In UC#27, you’ll find cragside conversations and campfire tales of legends and memories, a melting pot of the enigmatic and the sworn truth. James Litz, for example, is among the strongest climbers of his generation, but if you’re not from the Southeast, you’ve probably never heard of him. He’s a quiet and humble beast who has remained, by preference, out of the spotlight for many years. That said, it’s also likely that once you’ve read Rob Turan’s feature about Litz (PG. 56) you won’t hear much again, unless you by luck happen on him at a crag.
In an other-worldly trip report (PG. 48) that doubles as an homage to one of the world’s great and now passed climbers, Michael Reardon, Damon Corso revisits the boulders and sea cliffs on the Emerald Isle of Ireland. Back in the place that Michael revered as the most spectacular place on earth, Damon and his girlfriend Christina continue the journey. Embracing the people, food, scenery, and rocks in the land of Éire, their visit is a commemoration of climbing’s late, great Michael Reardon, as well as a beautiful documentation of an enchanting place.
And finally, this issue asks some of America’s (and the world’s) most exceptional climbers what climbing is to them. A simple yet very big question. Alongside portraits shot by Tim Kemple (PG. 40), we have the heartfelt, and often unexpected, answers of Chris Sharma, Emily Harrington, Kevin Jorgeson, Joe Kinder, Tommy Caldwell, Lisa Rands, Daniel Woods, and Dave Graham. It’s likely that you’ll find your own answers (at least in part) in their words, and at the same time realize these vertically-charmed specimens aren’t, at root, any different from you and me.

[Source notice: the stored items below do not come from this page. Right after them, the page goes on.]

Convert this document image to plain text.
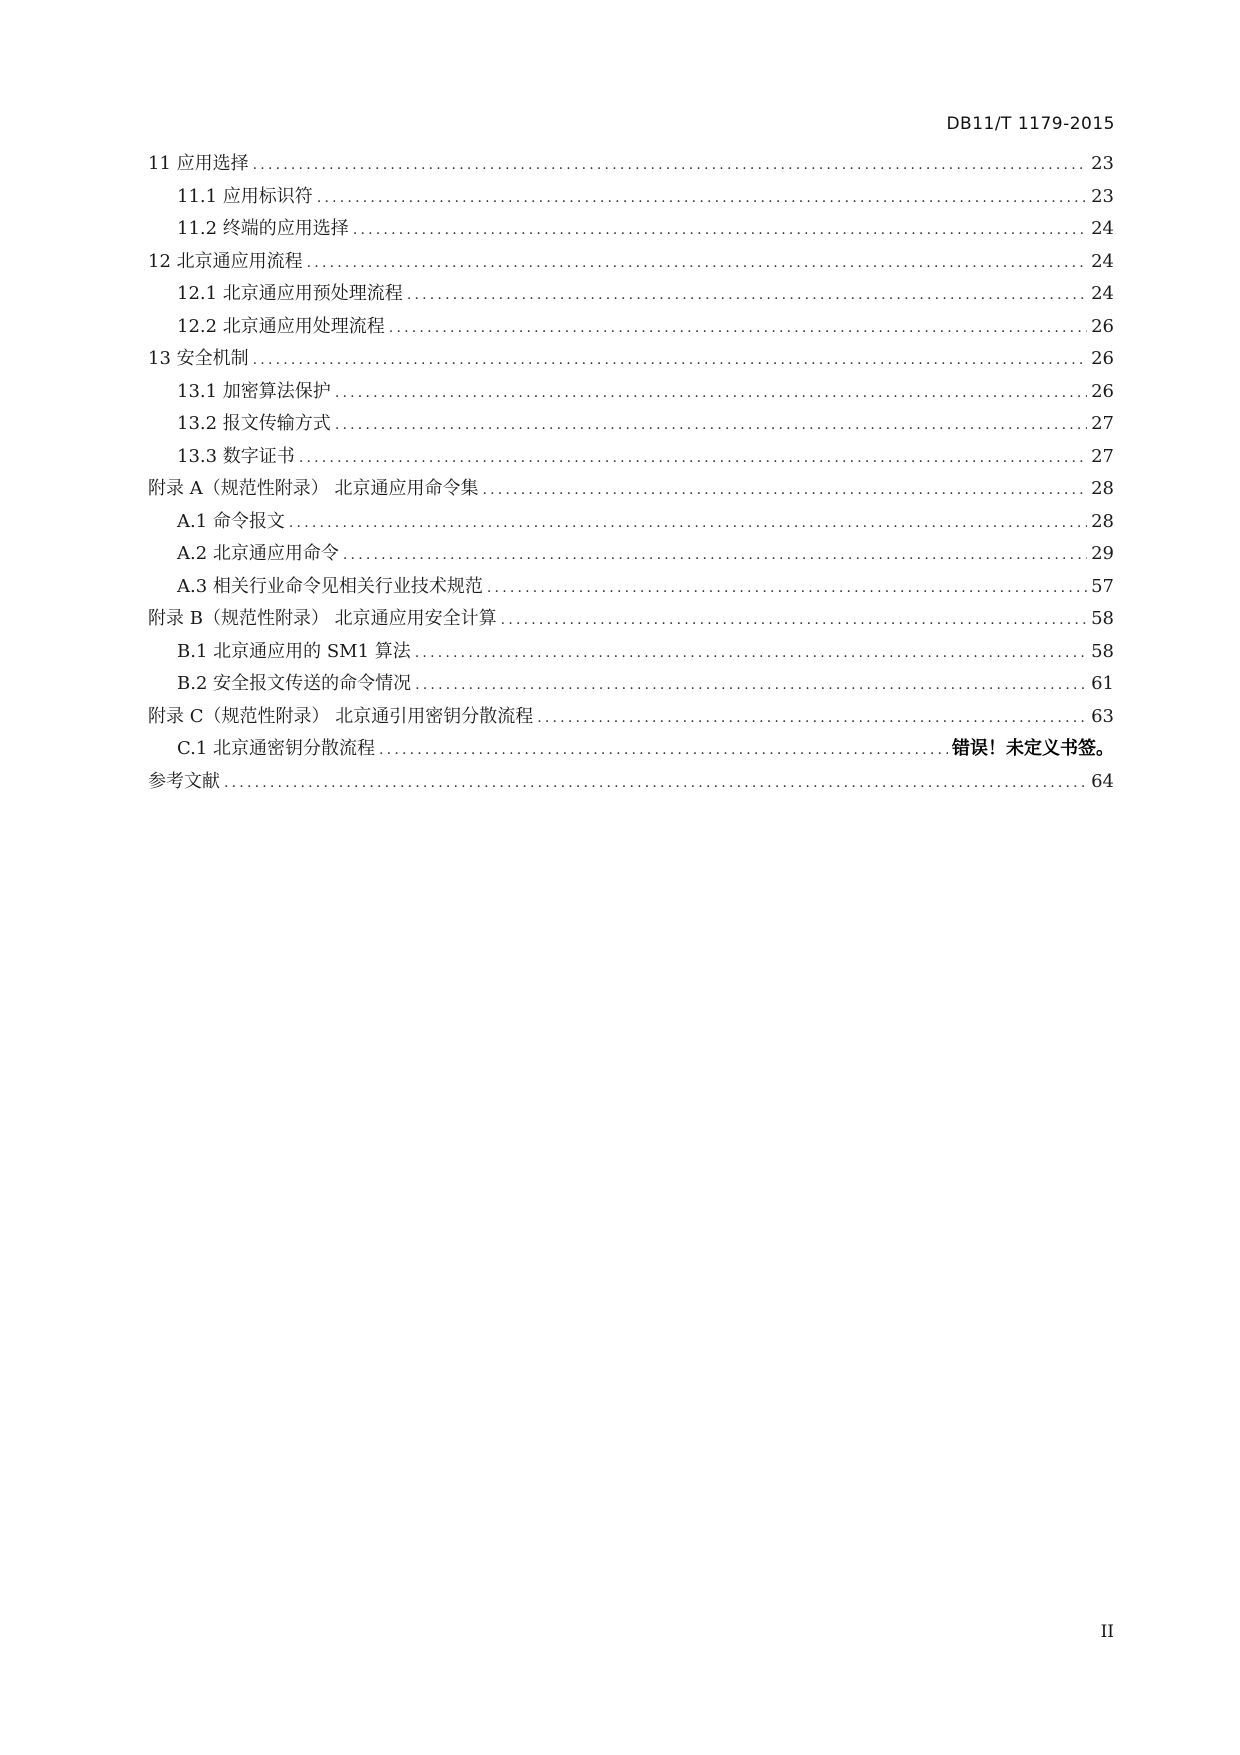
DB11/T 1179-2015
11 应用选择 .....	23
11.1 应用标识符 .....	23
11.2 终端的应用选择 .....	24
12 北京通应用流程 .....	24
12.1 北京通应用预处理流程 .....	24
12.2 北京通应用处理流程 .....	26
13 安全机制 .....	26
13.1 加密算法保护 .....	26
13.2 报文传输方式 .....	27
13.3 数字证书 .....	27
附录 A（规范性附录） 北京通应用命令集 .....	28
A.1 命令报文 .....	28
A.2 北京通应用命令 .....	29
A.3 相关行业命令见相关行业技术规范 .....	57
附录 B（规范性附录） 北京通应用安全计算 .....	58
B.1 北京通应用的 SM1 算法 .....	58
B.2 安全报文传送的命令情况 .....	61
附录 C（规范性附录） 北京通引用密钥分散流程 .....	63
C.1 北京通密钥分散流程 .....	错误！未定义书签。
参考文献 .....	64
II
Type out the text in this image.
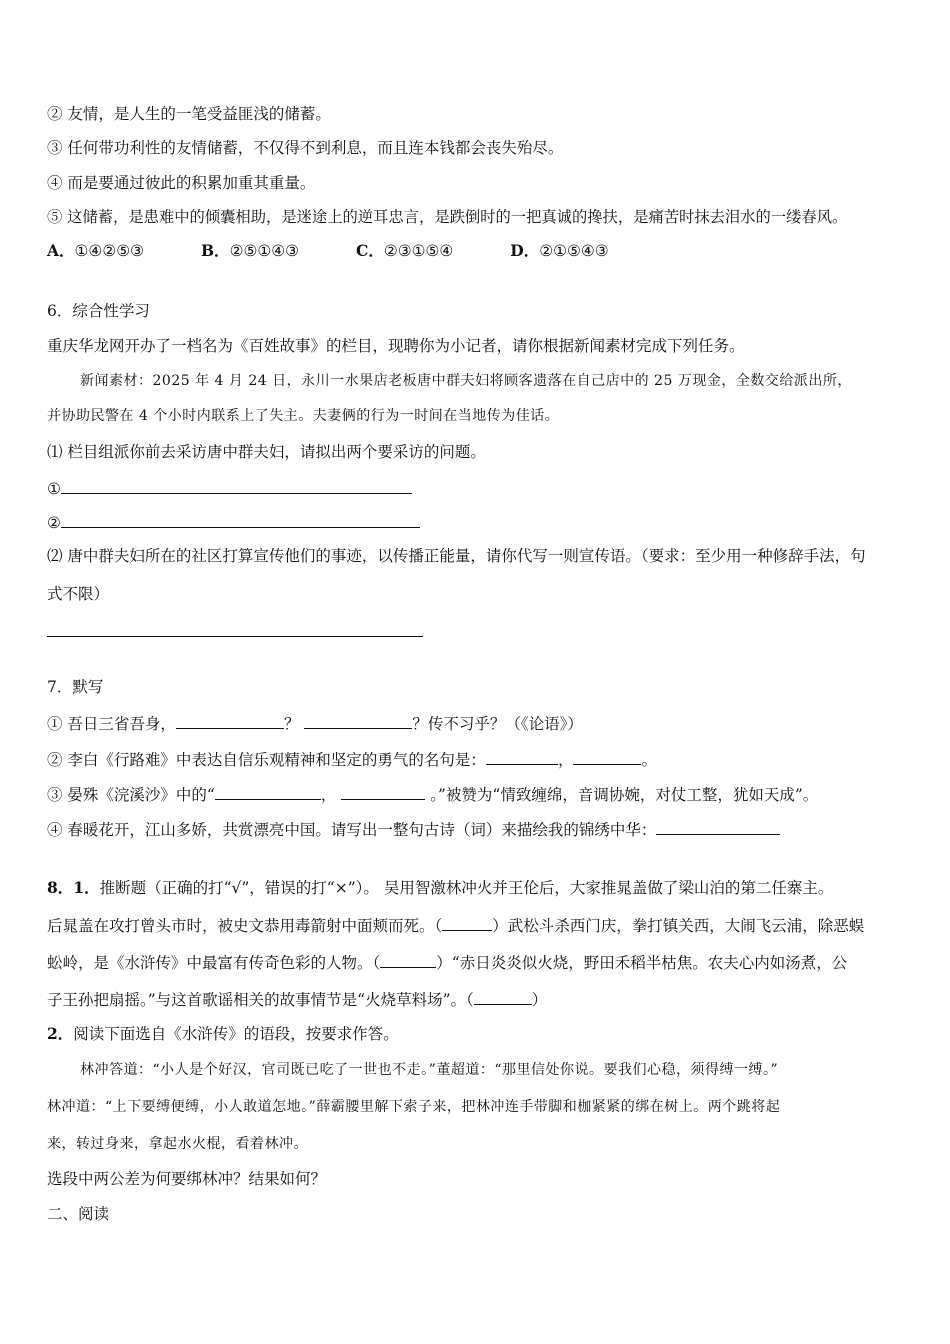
② 友情，是人生的一笔受益匪浅的储蓄。
③ 任何带功利性的友情储蓄，不仅得不到利息，而且连本钱都会丧失殆尽。
④ 而是要通过彼此的积累加重其重量。
⑤ 这储蓄，是患难中的倾囊相助，是迷途上的逆耳忠言，是跌倒时的一把真诚的搀扶，是痛苦时抹去泪水的一缕春风。
A．①④②⑤③	B．②⑤①④③	C．②③①⑤④	D．②①⑤④③
6．综合性学习
重庆华龙网开办了一档名为《百姓故事》的栏目，现聘你为小记者，请你根据新闻素材完成下列任务。
新闻素材：2025 年 4 月 24 日，永川一水果店老板唐中群夫妇将顾客遗落在自己店中的 25 万现金，全数交给派出所，
并协助民警在 4 个小时内联系上了失主。夫妻俩的行为一时间在当地传为佳话。
⑴ 栏目组派你前去采访唐中群夫妇，请拟出两个要采访的问题。
①
②
⑵ 唐中群夫妇所在的社区打算宣传他们的事迹，以传播正能量，请你代写一则宣传语。（要求：至少用一种修辞手法，句
式不限）
7．默写
① 吾日三省吾身，	？	？传不习乎？（《论语》）
② 李白《行路难》中表达自信乐观精神和坚定的勇气的名句是：	，	。
③ 晏殊《浣溪沙》中的“	，	。”被赞为“情致缠绵，音调协婉，对仗工整，犹如天成”。
④ 春暖花开，江山多娇，共赏漂亮中国。请写出一整句古诗（词）来描绘我的锦绣中华：
8．1．推断题（正确的打“√”，错误的打“×”）。 吴用智激林冲火并王伦后，大家推晁盖做了梁山泊的第二任寨主。
后晁盖在攻打曾头市时，被史文恭用毒箭射中面颊而死。（	）武松斗杀西门庆，拳打镇关西，大闹飞云浦，除恶蜈
蚣岭，是《水浒传》中最富有传奇色彩的人物。（	）“赤日炎炎似火烧，野田禾稻半枯焦。农夫心内如汤煮，公
子王孙把扇摇。”与这首歌谣相关的故事情节是“火烧草料场”。（	）
2．阅读下面选自《水浒传》的语段，按要求作答。
林冲答道：“小人是个好汉，官司既已吃了一世也不走。”董超道：“那里信处你说。要我们心稳，须得缚一缚。”
林冲道：“上下要缚便缚，小人敢道怎地。”薛霸腰里解下索子来，把林冲连手带脚和枷紧紧的绑在树上。两个跳将起
来，转过身来，拿起水火棍，看着林冲。
选段中两公差为何要绑林冲？结果如何？
二、阅读
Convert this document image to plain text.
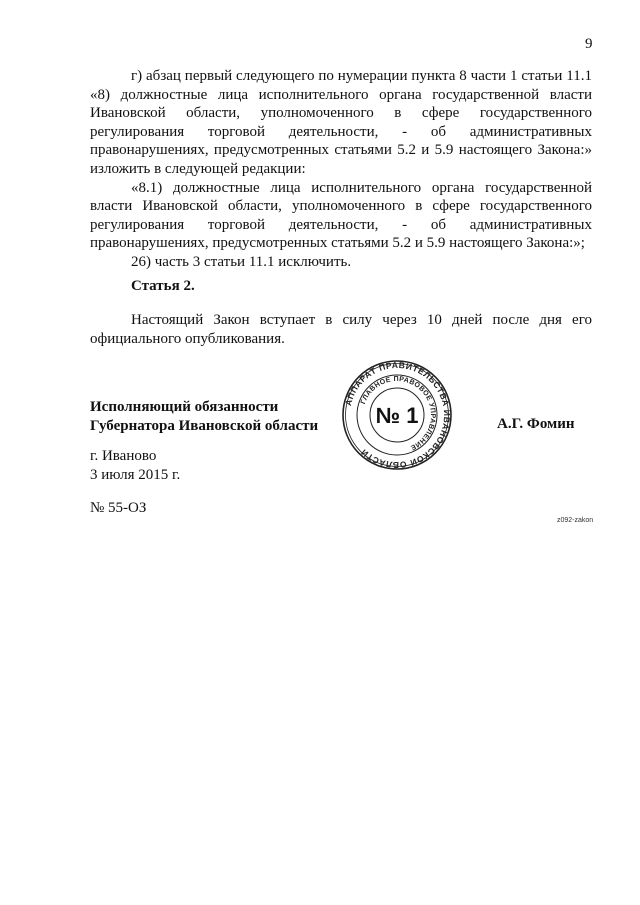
9

г) абзац первый следующего по нумерации пункта 8 части 1 статьи 11.1 «8) должностные лица исполнительного органа государственной власти Ивановской области, уполномоченного в сфере государственного регулирования торговой деятельности, - об административных правонарушениях, предусмотренных статьями 5.2 и 5.9 настоящего Закона:» изложить в следующей редакции:

«8.1) должностные лица исполнительного органа государственной власти Ивановской области, уполномоченного в сфере государственного регулирования торговой деятельности, - об административных правонарушениях, предусмотренных статьями 5.2 и 5.9 настоящего Закона:»;

26) часть 3 статьи 11.1 исключить.

Статья 2.

Настоящий Закон вступает в силу через 10 дней после дня его официального опубликования.

Исполняющий обязанности
Губернатора Ивановской области
АППАРАТ ПРАВИТЕЛЬСТВА ИВАНОВСКОЙ ОБЛАСТИ
ГЛАВНОЕ ПРАВОВОЕ УПРАВЛЕНИЕ
№ 1	А.Г. Фомин
г. Иваново
3 июля 2015 г.
№ 55-ОЗ
z092-zakon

So you could say that The Love, as cheesy as it can sometimes sound, is this issue’s theme. After all, it’s The Love that drives us all, regardless of redpoint level, home crag, or style preference. The Love is wanting, needing, and breathing climbing. It’s the texture beneath our fingertips, the wind on our backs, and the next move on minds. It’s failing to succeed, but never failing to try again. A dizzying, butterflyin- the-gut rush of adrenaline and emotion, The Love is always exhilerating. And when it first hits there’s no mistaking, because the feeling of moving on rock…ahh, there’s just nothing like it.